“Authorities have repeatedly proposed that treatment programs should address the physiological, psychological, and social dimensions of the functioning of the client, but such a comprehensive approach is not yet routinely demonstrated in the practice of treatment of mental illness and substance abuse disorders.”
~ T. Watkins, A. Lewellen, and M. Barrett, Dual Diagnosis: an Integrative Approach to Treatment
Addiction is a complicated disease that is caused by a number of factors – biological, environmental, social, chemical, psychological, and behavioral. It is for precisely that reason why there is no single, “one-size-gets-all” treatment approach that will work for 100% of the people, 100% of the time.
It is also a disease that can cause or exacerbate other physical or mental health conditions, such as heart disease, cancer, diabetes, anxiety, PTSD, and depression, to name a few.
These psychological disorders are intricately intertwined with the addictive disorder, because each is a factor in the development of the other, and each can worsen the other. When a person has such co-occurring disorders, it is referred to as a dual diagnosis. A dual diagnosis requires specialized, the “whole person” integrative treatment if recovery is to be successful.

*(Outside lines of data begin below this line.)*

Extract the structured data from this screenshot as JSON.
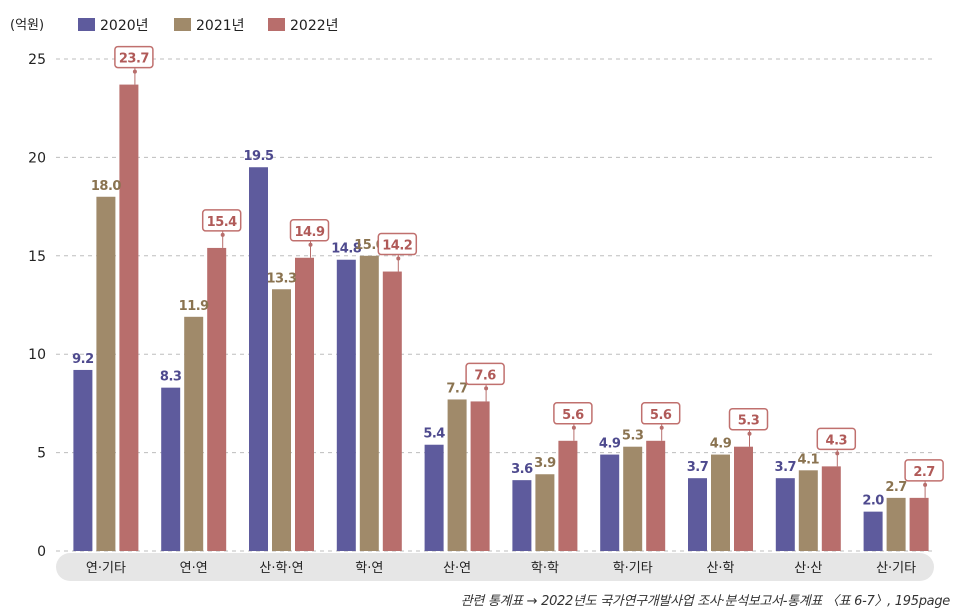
{
  "chart_data": {
    "type": "bar",
    "unit": "(억원)",
    "categories": [
      "연·기타",
      "연·연",
      "산·학·연",
      "학·연",
      "산·연",
      "학·학",
      "학·기타",
      "산·학",
      "산·산",
      "산·기타"
    ],
    "series": [
      {
        "name": "2020년",
        "color": "#5e5b9d",
        "values": [
          9.2,
          8.3,
          19.5,
          14.8,
          5.4,
          3.6,
          4.9,
          3.7,
          3.7,
          2.0
        ]
      },
      {
        "name": "2021년",
        "color": "#a08a6a",
        "values": [
          18.0,
          11.9,
          13.3,
          15.0,
          7.7,
          3.9,
          5.3,
          4.9,
          4.1,
          2.7
        ]
      },
      {
        "name": "2022년",
        "color": "#b86e6c",
        "values": [
          23.7,
          15.4,
          14.9,
          14.2,
          7.6,
          5.6,
          5.6,
          5.3,
          4.3,
          2.7
        ]
      }
    ],
    "labels": [
      [
        "9.2",
        "8.3",
        "19.5",
        "14.8",
        "5.4",
        "3.6",
        "4.9",
        "3.7",
        "3.7",
        "2.0"
      ],
      [
        "18.0",
        "11.9",
        "13.3",
        "15.0",
        "7.7",
        "3.9",
        "5.3",
        "4.9",
        "4.1",
        "2.7"
      ],
      [
        "23.7",
        "15.4",
        "14.9",
        "14.2",
        "7.6",
        "5.6",
        "5.6",
        "5.3",
        "4.3",
        "2.7"
      ]
    ],
    "ylim": [
      0,
      25
    ],
    "yticks": [
      "0",
      "5",
      "10",
      "15",
      "20",
      "25"
    ],
    "grid": true,
    "legend_position": "top-left"
  },
  "note": "관련 통계표 → 2022년도 국가연구개발사업 조사·분석보고서-통계표 〈표 6-7〉, 195page"
}
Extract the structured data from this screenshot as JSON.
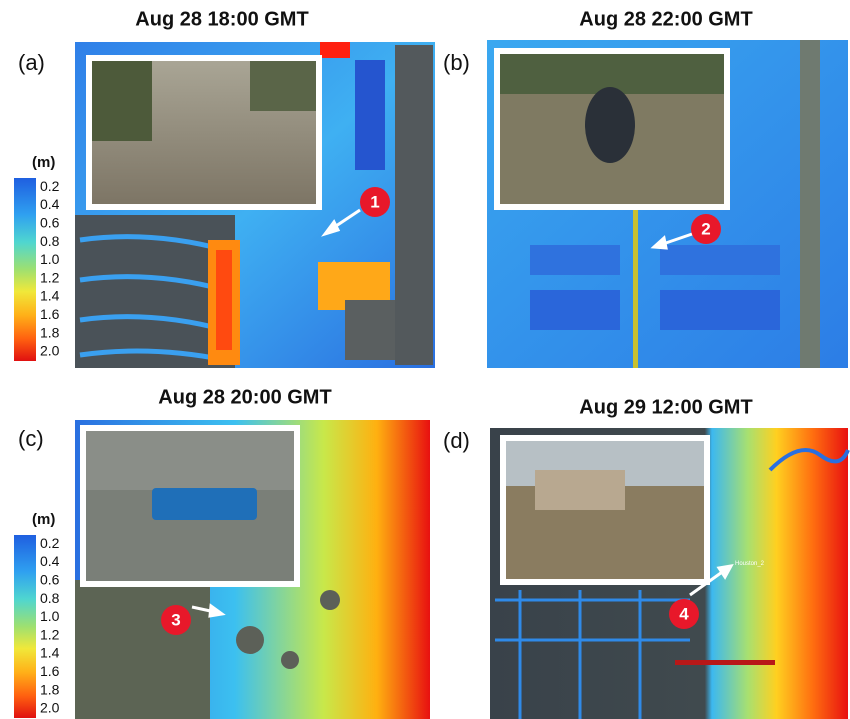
{
  "panels": [
    {
      "label": "(a)",
      "title": "Aug 28 18:00 GMT",
      "marker": "1"
    },
    {
      "label": "(b)",
      "title": "Aug 28 22:00 GMT",
      "marker": "2"
    },
    {
      "label": "(c)",
      "title": "Aug 28 20:00 GMT",
      "marker": "3"
    },
    {
      "label": "(d)",
      "title": "Aug 29 12:00 GMT",
      "marker": "4"
    }
  ],
  "legends": [
    {
      "unit": "(m)",
      "values": [
        "0.2",
        "0.4",
        "0.6",
        "0.8",
        "1.0",
        "1.2",
        "1.4",
        "1.6",
        "1.8",
        "2.0"
      ]
    },
    {
      "unit": "(m)",
      "values": [
        "0.2",
        "0.4",
        "0.6",
        "0.8",
        "1.0",
        "1.2",
        "1.4",
        "1.6",
        "1.8",
        "2.0"
      ]
    }
  ],
  "annotation": "Houston_2"
}
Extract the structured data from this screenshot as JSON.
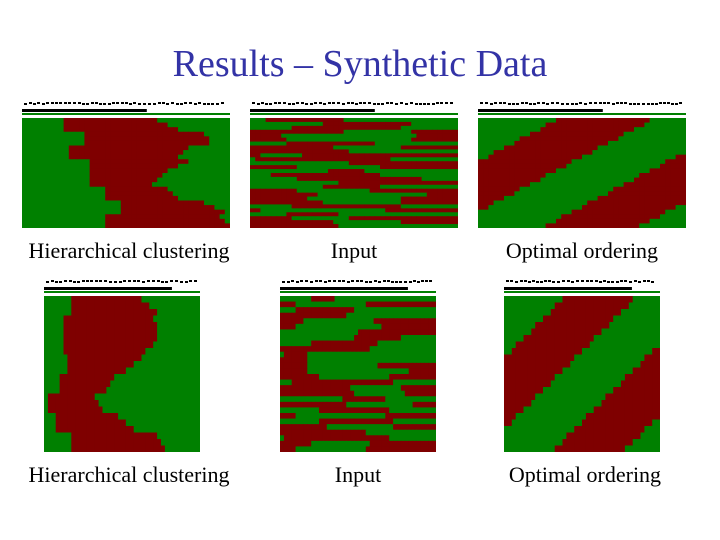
{
  "slide": {
    "title": "Results – Synthetic Data"
  },
  "colors": {
    "title": "#3333a6",
    "red": "#7f0000",
    "green": "#008000",
    "black": "#000000"
  },
  "panels": [
    {
      "caption": "Hierarchical clustering",
      "pattern": "hierarchical"
    },
    {
      "caption": "Input",
      "pattern": "input"
    },
    {
      "caption": "Optimal ordering",
      "pattern": "optimal"
    },
    {
      "caption": "Hierarchical clustering",
      "pattern": "hierarchical"
    },
    {
      "caption": "Input",
      "pattern": "input"
    },
    {
      "caption": "Optimal ordering",
      "pattern": "optimal"
    }
  ]
}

Statistics about Co-Occurring Disorders
Alcoholism and drug abuse manifest simultaneously with serious psychiatric conditions quite often:
- Approximately 50% of people with a mental illness also have a Substance Use Disorder (SUD).
- Greater than a third of alcoholics and more than half of drug addicts have at least one psychiatric condition.
- The majority of people with SUDs – 70% of males and 80% of females – struggled with anxiety they began abusing drugs and/or alcohol.
- A person diagnosed with anxiety as a teenager has a risk of addiction that is 3.5 times higher than the general population.
- Schizophrenia patients have a risk of addiction that is 4.5 times higher.
- Individuals with bipolar disorder are FIVE TIMES MORE LIKELY to abuse alcohol or drugs.
- More than half of PTSD patients abuse alcohol and greater than a third abuse drugs.
- 53% of male substance abusers – and 43% of female substance abusers – experienced a major depressive episode or they started abusing alcohol or drugs.
What Is Integrative Treatment for Addiction and How Does It Help?
Before discussing what makes integrative treatment so effective, you first must have a brief understanding of the other methods some addiction recovery centers used to treat co-occurring addictive psychiatric conditions:
- Sequential treatment – The patient is treated for first one disorder, and then the other. The disadvantage of this treatment strategy is that one causal, influential condition is still active and untreated, and can thereby interfere with the successful treatment of the other.
- Parallel treatment – The patient is treated simultaneously for both disorders, by separate providers. The disadvantage of this treatment strategy is that each provider may have their own conflicting therapeutic approach, and the lack of cooperative communication can impede progress during recovery.
An integrative treatment approach treats both disorders primary condition, and both are treated simultaneously by treatment providers working together under the cooperative umbrella of a single strategy, typically working for the same rehab facility.
Integrative treatment plans employ a team of professionals who address the addictive and psychiatric disorders on multiple levels, thereby maximizing the chances of successful recovery from both.
What Would an Integrative Addiction Recovery Team Look Like?
Successful integrative treatment hinges upon cooperation between specialists, the patient, and even their support system:
- Case manager – coordinates all services
- Physician – addresses the biological components of the disorders, usually helping correct symptoms with pharmacological intervention
- Therapist – addresses the emotional/psychiatric components of the disorders
- Substance abuse counselor – educates the client about the causes of addiction and teaches practical coping strategies
- Nutritionist – helps repair the damage caused by active addiction and coaches the patient healthy eating habits that can prevent relapse
- Holistic service providers – introduces the patient to nonmedical therapies that have proven beneficial – meditation, yoga, art/poetry therapy, exercise, etc.
- 12-Step sponsor – offering peer support and guidance
- Social workers/Probation officer/Judge – providing accountability and referrals to needed services – including parenting, housing assistance, and vocational rehabilitation
- Family members – providing emotional support
- The patient – active engagement in one’s treatment plan is one of the cornerstones of recovery
It is the multi-layered nature of addiction that necessitates such a comprehensive approach by such an eclectic team. Each person on the team makes their contribution to the greater whole. The approach is integrative because everyone is working cooperatively within the framework of a shared vision.
The best addiction recovery programs will conduct a detailed intake evaluation and client history, and, with the collaboration of the client, they will be able to craft a personalized treatment plan that will address person’s unique needs as an individual.
And it is that focus on the individual that maximizes their chances of a successful, long-lasting recovery.